How blockchain technology could one day replace the banks

The technology is probably best-known for underpinning Bitcoin, but that’s only one application.

By Seamus Cushley EMEA head of blockchain, PwC

MANY FINANCIAL SERVICES firms are talking about the potential of blockchain technologies. And with good reason: future business models will be developed, governed and owned by the communities that blockchain technology supports.

Blockchain is probably best-known as the technology that underpins the digital currency, Bitcoin. But it’s really a digital ledger of transactions, like agreements or contracts, and can support anything that needs to be independently recorded and verified as having happened, regardless of the number of parties to the transaction.

And it’s totally transparent, so everyone in a network of even thousands of computers worldwide can access an up-to-date version of the ledger.

Before blockchain, the only way to establish trust between multiple parties on the internet was to use a trusted intermediary, like a bank or lawyer. Without that trust, someone could potentially spend the same dollar multiple times, sell an asset they didn’t own or assert that blood diamonds originated from a conflict-free zone.

Blockchain technology may be the ultimate way to cut out the middleman, but what can it actually do?

The smart part is a programmable ‘smart contract’ – a code stored on the blockchain that automatically activates when certain predetermined conditions have been met.

Imagine an automated security system with no third parties, where no one has a key and a code embedded on the blockchain grants or denies access to predetermined, trusted people.

Then there’s the blockchain process that locks the records on property ownership or mortgage contracts, bringing certainty to ownership and title and eliminating mortgage fraud.
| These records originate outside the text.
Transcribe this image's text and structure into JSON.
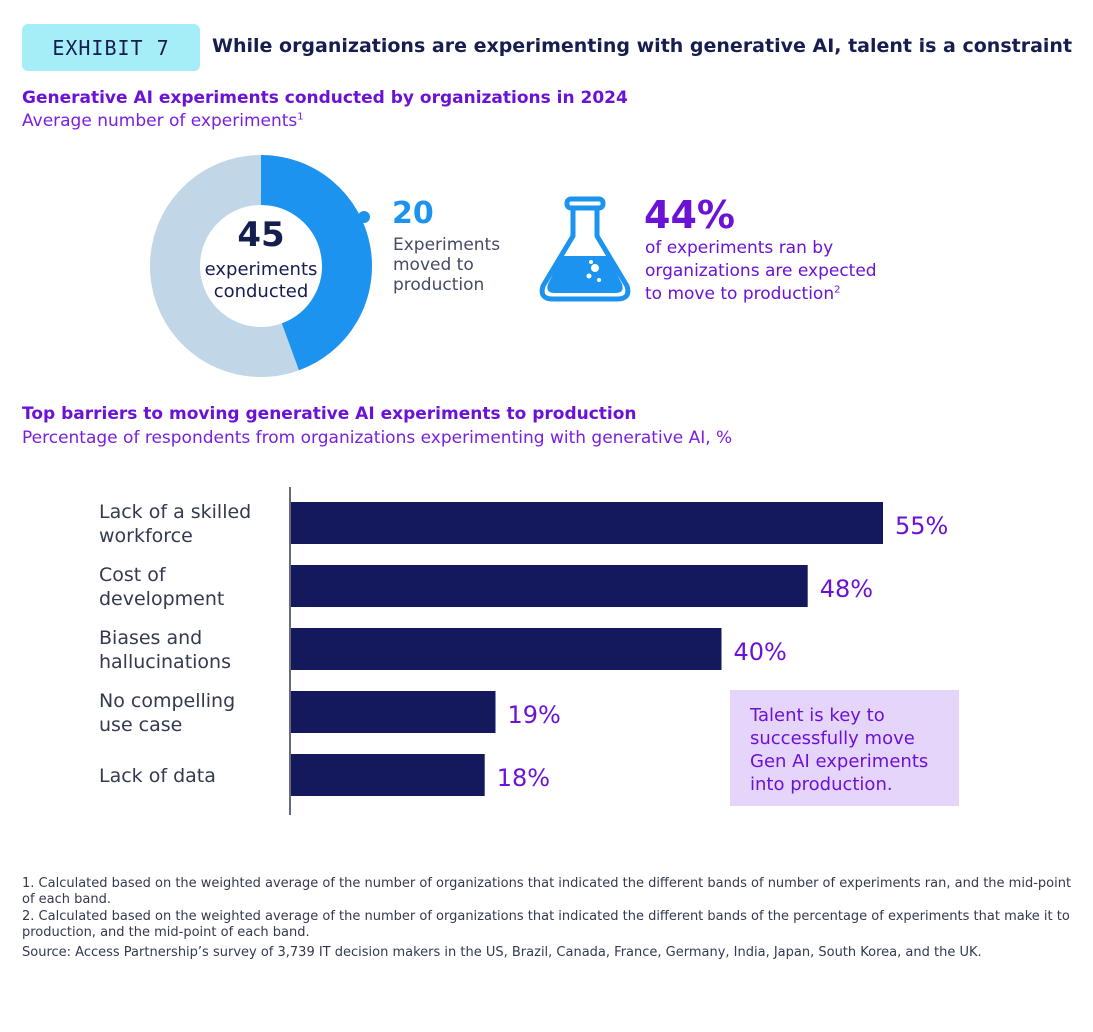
{
  "header": {
    "exhibit_label": "EXHIBIT 7",
    "title": "While organizations are experimenting with generative AI, talent is a constraint"
  },
  "section1": {
    "title": "Generative AI experiments conducted by organizations in 2024",
    "subtitle": "Average number of experiments",
    "subtitle_footnote": "1"
  },
  "donut": {
    "center_value": "45",
    "center_label_line1": "experiments",
    "center_label_line2": "conducted",
    "callout_value": "20",
    "callout_line1": "Experiments",
    "callout_line2": "moved to",
    "callout_line3": "production"
  },
  "stat": {
    "icon": "flask-icon",
    "value": "44%",
    "line1": "of experiments ran by",
    "line2": "organizations are expected",
    "line3": "to move to production",
    "footnote": "2"
  },
  "section2": {
    "title": "Top barriers to moving generative AI experiments to production",
    "subtitle": "Percentage of respondents from organizations experimenting with generative AI, %"
  },
  "talent_box": {
    "text": "Talent is key to successfully move Gen AI experiments into production."
  },
  "footnotes": {
    "note1": "1. Calculated based on the weighted average of the number of organizations that indicated the different bands of number of experiments ran, and the mid-point of each band.",
    "note2": "2. Calculated based on the weighted average of the number of organizations that indicated the different bands of the percentage of experiments that make it to production, and the mid-point of each band.",
    "source": "Source: Access Partnership’s survey of 3,739 IT decision makers in the US, Brazil, Canada, France, Germany, India, Japan, South Korea, and the UK."
  },
  "colors": {
    "bar": "#14195e",
    "value_label": "#6b12d6",
    "donut_remaining": "#c1d6e6",
    "donut_production": "#1b93ef",
    "exhibit_badge": "#a6eef7",
    "talent_box": "#e6d5fb"
  },
  "chart_data": [
    {
      "type": "pie",
      "variant": "donut",
      "total": 45,
      "slices": [
        {
          "label": "Experiments moved to production",
          "value": 20
        },
        {
          "value": 25
        }
      ]
    },
    {
      "type": "bar",
      "orientation": "horizontal",
      "title": "Top barriers to moving generative AI experiments to production",
      "subtitle": "Percentage of respondents from organizations experimenting with generative AI, %",
      "categories": [
        [
          "Lack of a skilled",
          "workforce"
        ],
        [
          "Cost of",
          "development"
        ],
        [
          "Biases and",
          "hallucinations"
        ],
        [
          "No compelling",
          "use case"
        ],
        [
          "Lack of data"
        ]
      ],
      "values": [
        55,
        48,
        40,
        19,
        18
      ],
      "value_labels": [
        "55%",
        "48%",
        "40%",
        "19%",
        "18%"
      ],
      "xlim": [
        0,
        55
      ]
    }
  ]
}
Or a sensor that reports to the blockchain when it detects damp and which triggers instructions to transfer cash for repairs from an insurer to a claimant’s account – even before the insured knows anything is wrong.
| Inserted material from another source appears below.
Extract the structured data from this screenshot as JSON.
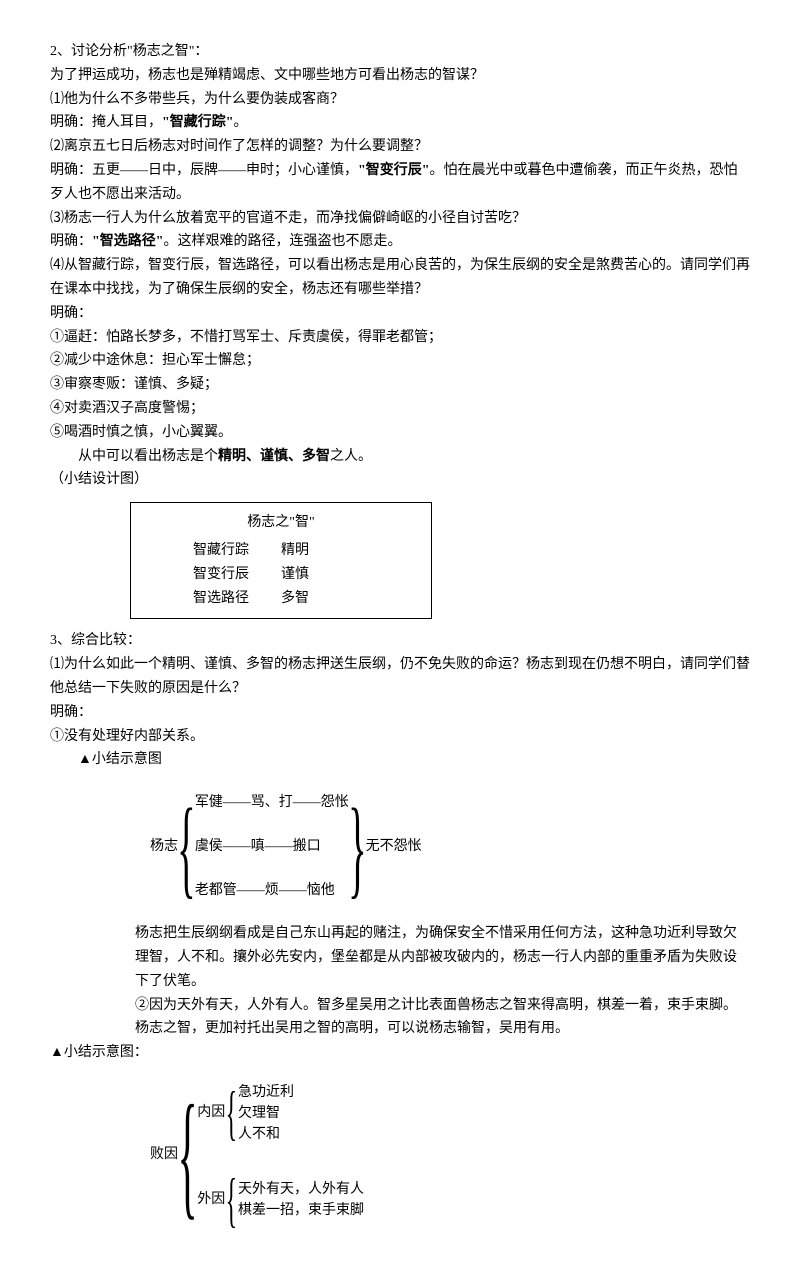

Where certainty, trust and transparency are paramount, there is a blockchain solution. Ultimately, blockchains could replace banks – and even elements of government.

In Ireland a number of companies, large and small, are experimenting with blockchain to gain an understanding of its disruptive potential. There is growing interest and a real demand from industry to help understand the implications of blockchain and how to respond to it.

So, as the blockchain juggernaut continues to gather pace, Ireland, will be well placed to service needs of global companies. Dublin City University recently played host to 150 tech and fintech entrepreneurs in what the organisers claimed was the biggest blockchain-focused hackathon in the world.

As our world becomes increasingly digital and distributed we need scaleable technology that also provides security, trust and accountability. We believe blockchain is that technology.

Seamus Cushley is PwC’s EMEA head of blockchain.